Cancer cells accumulate increased concentrations of
polyamines compared to normal cells, mainly through an increased uptake of preformed
polyamines via the
polyamine transport system (PTS). Furthermore, the non-stringent structural requirements of the PTS enable the transport of a range of
polyamine-based molecules. Thus, the PTS can be used to transport compounds linked to
polyamines selectively to
cancer cells. In our laboratory,
polyamine-
anthracene conjugates have shown potent anti-tumour activity towards HL-60 cells. The aim of this study was to determine the cytotoxicity of Ant-4,4, a homospermidine-
anthracene conjugate, and assess the long-term effects by determining whether
cancer cells were able to recover from treatment.
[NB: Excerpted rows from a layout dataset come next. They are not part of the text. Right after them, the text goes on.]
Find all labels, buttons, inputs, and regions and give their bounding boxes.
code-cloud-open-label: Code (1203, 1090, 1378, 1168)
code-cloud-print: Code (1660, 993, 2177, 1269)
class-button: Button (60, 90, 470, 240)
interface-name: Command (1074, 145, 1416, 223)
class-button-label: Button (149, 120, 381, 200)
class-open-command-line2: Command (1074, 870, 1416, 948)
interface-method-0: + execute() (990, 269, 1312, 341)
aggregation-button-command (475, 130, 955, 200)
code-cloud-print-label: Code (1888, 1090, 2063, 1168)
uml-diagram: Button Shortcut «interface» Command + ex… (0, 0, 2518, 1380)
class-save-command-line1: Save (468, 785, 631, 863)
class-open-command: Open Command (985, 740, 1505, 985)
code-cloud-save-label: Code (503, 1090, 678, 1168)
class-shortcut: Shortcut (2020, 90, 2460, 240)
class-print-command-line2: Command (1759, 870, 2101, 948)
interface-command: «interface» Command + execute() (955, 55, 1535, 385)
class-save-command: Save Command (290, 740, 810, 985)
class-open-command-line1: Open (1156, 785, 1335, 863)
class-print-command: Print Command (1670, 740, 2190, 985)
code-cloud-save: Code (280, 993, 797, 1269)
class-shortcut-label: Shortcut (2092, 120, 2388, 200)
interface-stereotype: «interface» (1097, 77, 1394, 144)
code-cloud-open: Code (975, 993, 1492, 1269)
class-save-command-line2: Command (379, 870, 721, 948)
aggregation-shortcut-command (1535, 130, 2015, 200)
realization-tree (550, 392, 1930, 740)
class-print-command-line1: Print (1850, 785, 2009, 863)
During exposure, Ant-4,4 was an effective growth-inhibitory agent in HL-60 cells decreasing viable cell number,
protein and
polyamine content. Evidence indicates concomitant cell-cycle arrest and increased apoptosis. Once the
drug was removed, HL-60 cells recovered gradually over time. Increasing cell number,
protein content and
polyamine content, as well as diminished effects on cell-cycle and apoptotic stimuli were observed over time. These data suggest that, despite being an effective way of delivering
anthracene, these
polyamine conjugates do not exert long-lasting effects on HL-60 cells.